Transparent leadership. It’s a buzzword we’ve all heard. When done right, it can create highly engaged employees, and we all know how much that matters.
While transparency is vital, I often see it going off the rails in my consulting work for one simple reason: Businesspeople are prone to sharing the wrong information.
I recently coached an executive who was committed to being transparent with his team, but shared all the wrong details and kept the rest to himself. He shared his vision, his concerns, his hopes and his aggravations. But he failed to share the fact-based information that could truly transform his team.
Here’s what I mean by that distinction.
Lead With The Facts
Getting your team excited about the direction you’re all headed in together is key. But in today’s employment climate, you can’t really expect people to feel as emotionally invested in a business that isn’t theirs. On the other hand, when transparency is data-driven and fact-based, amazing things can happen.
Making data-driven decisions means sharing data and reporting the metrics that matter to your organization — the KPIs that drive your company toward its goals, such as marketing goals, sales figures, average value of the sale, and anything that defines “success” for your organization.
After hearing about his solution for data transparency in the workplace, I decided to reach out to Ben Carpel, CEO at Cyfe, about what to share with employees and why. As a former investment professional turned entrepreneur, he understands that data can make or break a business, and why it’s important for everyone on the team to know what’s going on.
“Decisions that are made on raw, fact-based data are almost always best for the company,” says Carpel. “Every team member knows our end goals, has a clear view of the metrics that matter, and knows how we are doing toward moving the needle.”
He adds that transparency “speeds up decision-making, reduces financial and time wastes, and makes us a stronger, more productive and more sustainable organization.”
Good employees crave this kind of data-based information, research shows.
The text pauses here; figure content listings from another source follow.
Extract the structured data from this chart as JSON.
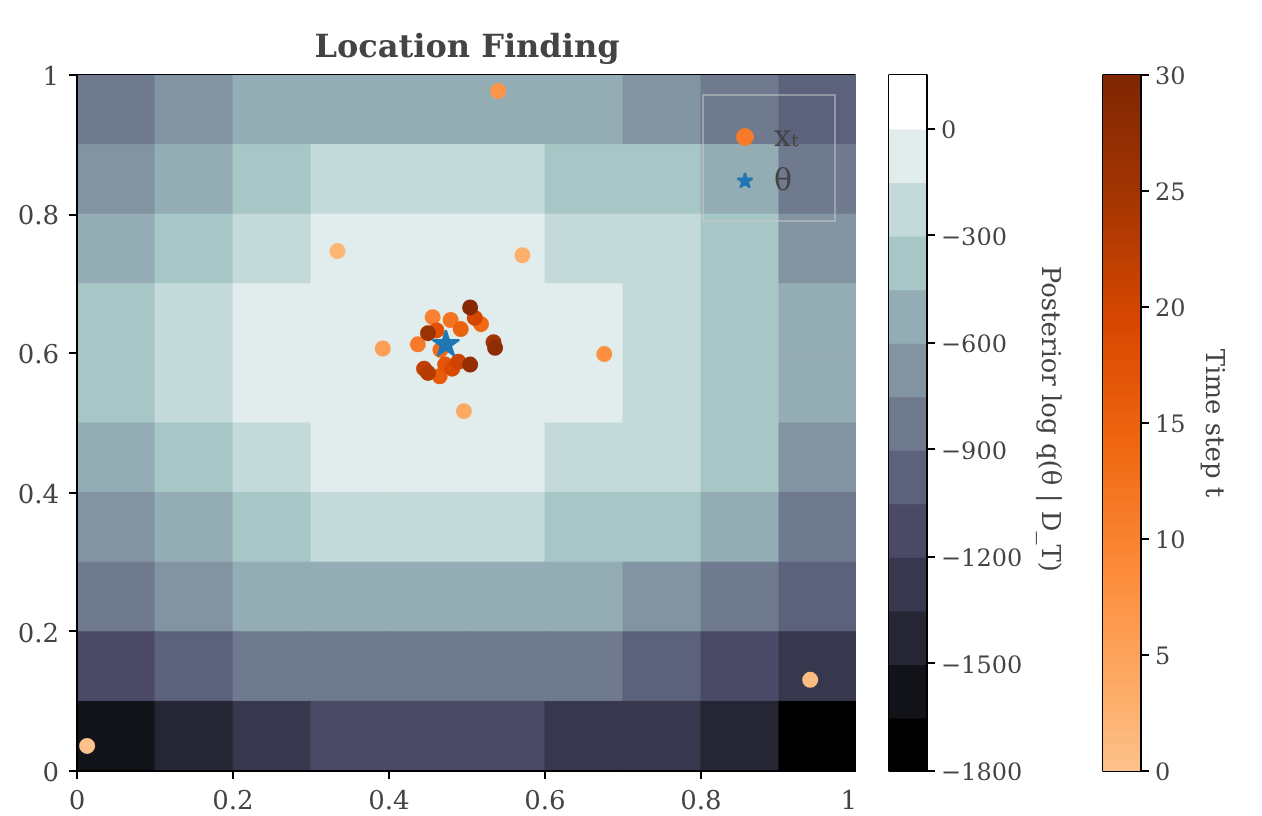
{
  "chart_data": [
    {
      "type": "scatter",
      "title": "Location Finding",
      "xlim": [
        0,
        1
      ],
      "ylim": [
        0,
        1
      ],
      "xticks": [
        0,
        0.2,
        0.4,
        0.6,
        0.8,
        1
      ],
      "yticks": [
        0,
        0.2,
        0.4,
        0.6,
        0.8,
        1
      ],
      "legend": "top right",
      "clim": [
        0,
        30
      ],
      "cticks": [
        0,
        5,
        10,
        15,
        20,
        25,
        30
      ],
      "clabel": "Time step t",
      "series": [
        {
          "name": "xₜ",
          "type": "scatter",
          "marker": "circle",
          "x": [
            0.013,
            0.94,
            0.334,
            0.571,
            0.496,
            0.392,
            0.54,
            0.676,
            0.456,
            0.437,
            0.479,
            0.466,
            0.518,
            0.492,
            0.465,
            0.472,
            0.461,
            0.481,
            0.51,
            0.489,
            0.445,
            0.45,
            0.534,
            0.45,
            0.504,
            0.536,
            0.504
          ],
          "values": [
            0.036,
            0.131,
            0.747,
            0.741,
            0.517,
            0.607,
            0.977,
            0.599,
            0.652,
            0.613,
            0.648,
            0.605,
            0.642,
            0.635,
            0.567,
            0.584,
            0.633,
            0.578,
            0.651,
            0.588,
            0.578,
            0.572,
            0.616,
            0.629,
            0.584,
            0.608,
            0.666
          ],
          "cvalues": [
            0,
            1,
            2,
            3,
            4,
            6,
            7,
            8,
            10,
            11,
            12,
            13,
            14,
            15,
            16,
            17,
            18,
            19,
            20,
            21,
            22,
            23,
            25,
            26,
            27,
            28,
            29
          ],
          "colors": [
            "#fdc28c",
            "#fdbc83",
            "#fdb574",
            "#fdaf6c",
            "#fda964",
            "#fd9e56",
            "#fd964a",
            "#fd9040",
            "#fa8132",
            "#f77a2a",
            "#f47321",
            "#f26d18",
            "#f16913",
            "#ec630f",
            "#e85b0b",
            "#e35507",
            "#df4f04",
            "#da4901",
            "#d54601",
            "#cc4302",
            "#c03f02",
            "#b63b02",
            "#a43503",
            "#9c3303",
            "#942f03",
            "#8e2d04",
            "#862904"
          ]
        },
        {
          "name": "θ",
          "type": "scatter",
          "marker": "star",
          "color": "#1f77b4",
          "x": [
            0.473
          ],
          "values": [
            0.613
          ]
        }
      ]
    },
    {
      "type": "heatmap",
      "xlim": [
        0,
        1
      ],
      "ylim": [
        0,
        1
      ],
      "tick_labels": false,
      "clim": [
        -1800,
        150
      ],
      "cticks": [
        0,
        -300,
        -600,
        -900,
        -1200,
        -1500,
        -1800
      ],
      "clabel": "Posterior  log q(θ | D_T)",
      "cells": [
        [
          -880,
          -700,
          -580,
          -490,
          -460,
          -470,
          -540,
          -650,
          -810,
          -1010
        ],
        [
          -660,
          -480,
          -350,
          -270,
          -240,
          -250,
          -310,
          -420,
          -580,
          -790
        ],
        [
          -510,
          -330,
          -200,
          -120,
          -90,
          -100,
          -160,
          -270,
          -430,
          -640
        ],
        [
          -430,
          -260,
          -130,
          -40,
          -10,
          -20,
          -90,
          -200,
          -360,
          -560
        ],
        [
          -430,
          -260,
          -130,
          -40,
          -10,
          -20,
          -90,
          -200,
          -360,
          -560
        ],
        [
          -510,
          -330,
          -200,
          -120,
          -90,
          -100,
          -160,
          -270,
          -430,
          -640
        ],
        [
          -660,
          -480,
          -350,
          -270,
          -240,
          -250,
          -310,
          -420,
          -580,
          -790
        ],
        [
          -880,
          -700,
          -580,
          -490,
          -460,
          -470,
          -540,
          -650,
          -810,
          -1010
        ],
        [
          -1180,
          -1010,
          -880,
          -790,
          -760,
          -770,
          -840,
          -950,
          -1110,
          -1310
        ],
        [
          -1560,
          -1380,
          -1250,
          -1170,
          -1140,
          -1150,
          -1210,
          -1320,
          -1480,
          -1690
        ]
      ]
    }
  ]
}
According to a BetterWorks survey:
• 64% of employees don’t believe their company’s leadership is being completely transparent when communicating top company goals.
• Of these respondents, 83% say the feedback they’re receiving from managers is neither useful nor frequent.
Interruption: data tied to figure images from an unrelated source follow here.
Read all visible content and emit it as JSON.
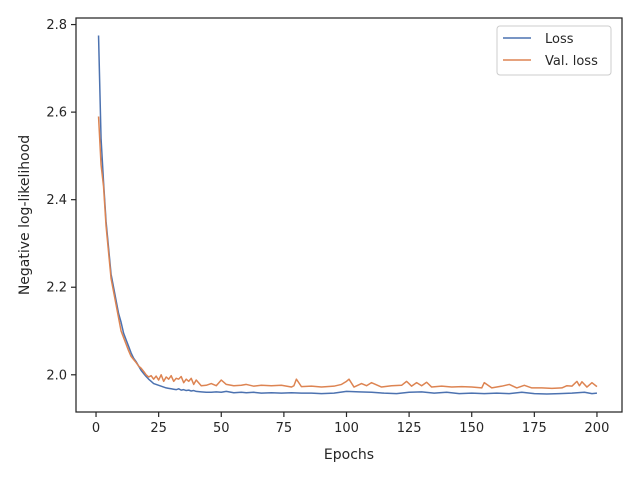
{
  "chart_data": {
    "type": "line",
    "title": "",
    "xlabel": "Epochs",
    "ylabel": "Negative log-likelihood",
    "xlim": [
      -8,
      210
    ],
    "ylim": [
      1.915,
      2.815
    ],
    "xticks": [
      0,
      25,
      50,
      75,
      100,
      125,
      150,
      175,
      200
    ],
    "yticks": [
      2.0,
      2.2,
      2.4,
      2.6,
      2.8
    ],
    "ytick_labels": [
      "2.0",
      "2.2",
      "2.4",
      "2.6",
      "2.8"
    ],
    "grid": false,
    "legend_position": "top-right",
    "series": [
      {
        "name": "Loss",
        "color": "#4c72b0",
        "x": [
          1,
          2,
          3,
          4,
          5,
          6,
          7,
          8,
          9,
          10,
          11,
          12,
          13,
          14,
          15,
          16,
          17,
          18,
          19,
          20,
          21,
          22,
          23,
          24,
          25,
          26,
          27,
          28,
          29,
          30,
          31,
          32,
          33,
          34,
          35,
          36,
          37,
          38,
          39,
          40,
          42,
          44,
          46,
          48,
          50,
          52,
          55,
          58,
          60,
          63,
          66,
          70,
          74,
          78,
          82,
          86,
          90,
          95,
          100,
          105,
          110,
          115,
          120,
          125,
          130,
          135,
          140,
          145,
          150,
          155,
          160,
          165,
          170,
          175,
          180,
          185,
          190,
          195,
          198,
          200
        ],
        "y": [
          2.775,
          2.54,
          2.44,
          2.35,
          2.29,
          2.23,
          2.2,
          2.17,
          2.14,
          2.12,
          2.095,
          2.08,
          2.065,
          2.05,
          2.038,
          2.03,
          2.02,
          2.01,
          2.003,
          1.996,
          1.99,
          1.985,
          1.98,
          1.978,
          1.976,
          1.974,
          1.972,
          1.97,
          1.969,
          1.968,
          1.967,
          1.966,
          1.968,
          1.965,
          1.966,
          1.964,
          1.965,
          1.963,
          1.964,
          1.962,
          1.961,
          1.96,
          1.96,
          1.961,
          1.96,
          1.962,
          1.959,
          1.96,
          1.959,
          1.96,
          1.958,
          1.959,
          1.958,
          1.959,
          1.958,
          1.958,
          1.957,
          1.958,
          1.962,
          1.961,
          1.96,
          1.958,
          1.957,
          1.96,
          1.961,
          1.958,
          1.96,
          1.957,
          1.958,
          1.957,
          1.958,
          1.957,
          1.96,
          1.957,
          1.956,
          1.957,
          1.958,
          1.96,
          1.957,
          1.958
        ]
      },
      {
        "name": "Val. loss",
        "color": "#dd8452",
        "x": [
          1,
          2,
          3,
          4,
          5,
          6,
          7,
          8,
          9,
          10,
          11,
          12,
          13,
          14,
          15,
          16,
          17,
          18,
          19,
          20,
          21,
          22,
          23,
          24,
          25,
          26,
          27,
          28,
          29,
          30,
          31,
          32,
          33,
          34,
          35,
          36,
          37,
          38,
          39,
          40,
          42,
          44,
          46,
          48,
          50,
          52,
          55,
          58,
          60,
          63,
          66,
          70,
          74,
          78,
          79,
          80,
          82,
          86,
          90,
          95,
          98,
          100,
          101,
          103,
          106,
          108,
          110,
          114,
          118,
          122,
          124,
          126,
          128,
          130,
          132,
          134,
          138,
          142,
          146,
          150,
          154,
          155,
          158,
          162,
          165,
          168,
          171,
          174,
          178,
          182,
          186,
          188,
          190,
          192,
          193,
          194,
          196,
          198,
          200
        ],
        "y": [
          2.59,
          2.48,
          2.43,
          2.34,
          2.28,
          2.22,
          2.19,
          2.16,
          2.13,
          2.1,
          2.085,
          2.07,
          2.055,
          2.042,
          2.035,
          2.028,
          2.02,
          2.015,
          2.008,
          2.0,
          1.995,
          1.998,
          1.99,
          1.997,
          1.988,
          2.0,
          1.985,
          1.995,
          1.99,
          1.998,
          1.985,
          1.992,
          1.99,
          1.996,
          1.982,
          1.99,
          1.985,
          1.992,
          1.978,
          1.988,
          1.975,
          1.976,
          1.98,
          1.975,
          1.988,
          1.978,
          1.975,
          1.976,
          1.978,
          1.974,
          1.976,
          1.975,
          1.976,
          1.972,
          1.975,
          1.99,
          1.973,
          1.974,
          1.972,
          1.974,
          1.978,
          1.985,
          1.99,
          1.972,
          1.98,
          1.975,
          1.982,
          1.972,
          1.975,
          1.976,
          1.985,
          1.974,
          1.982,
          1.975,
          1.983,
          1.972,
          1.974,
          1.972,
          1.973,
          1.972,
          1.97,
          1.982,
          1.97,
          1.974,
          1.978,
          1.97,
          1.976,
          1.97,
          1.97,
          1.969,
          1.97,
          1.975,
          1.974,
          1.985,
          1.975,
          1.984,
          1.972,
          1.982,
          1.973
        ]
      }
    ]
  }
}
• 92% say they’d work harder if goals were more transparent to co-workers.
Improve Your Company Culture
For some business leaders, transparency is baked into the company culture. Rand Fishkin, the founder of Moz, is one of my favorite examples. Although we’ve never met, I’ve been intrigued by Fishkin’s public persona for many years.
“We have differentiated ourselves from others in our sphere through our transparency and open, honest dialogue,” Fishkin once wrote in a blog post.
This spirit of openness includes sharing information about Moz and its team members and products, even when this information is not positive.
Moz is so committed to transparency that Fishkin famously posted his own performance review, along with highly personal information on his own battle with depression, to the public. The company also publicly posts their financials, and Fishkin often shares his contrarian takes on industry trends.
Stop Making Excuses
It’s easy to see why some leaders might avoid transparency, especially at the extreme level of a company like Moz. Being transparent takes guts and a real commitment to authenticity to be able to stand tall and lead when things aren’t going great. Finding the balance that works for your company culture is important.
Carol Leaman, CEO at Axonify, is another leader whom I’ve been keeping tabs on, simply because she truly understands transparency and its impact. In a blog post, she tells readers that employees get the “good, bad and ugly highlights” during the company’s bi-weekly team lunches.
Leaman went on to list the many things she covers at these lunch discussions, including the details of recent business deals, the company’s cash flow situation, and product roadmaps. This way, the entire organization can work together toward common goals, with each person feeling emotionally invested in the role he or she plays in long-term strategies.
Putting It All On The Table
As you create a culture of transparency, the question remains: “How much is too much?”
For Fishkin, this comes down to crystallizing the outcome you want.
“We don’t need to share this information — we do so because we want to, as we believe it improves our company,” Fishkin wrote. “It strengthens our community, giving our readers and subscribers a voice and sense of ownership in the company.”
It also helps to cultivate a healthy sense of accountability toward each other and the general public.
When leadership chooses transparency, relationships grow authentically, people start to promote trust in their leader, and employees start to perform better, reaching new heights. That’s been shown time and again in research and anecdotes.
Transparency comes in many forms, and the best results are data-driven and fact-based. Give your team the insider knowledge they need to do better work. Data-based transparency takes guts, but the payoffs are worth every ounce of effort.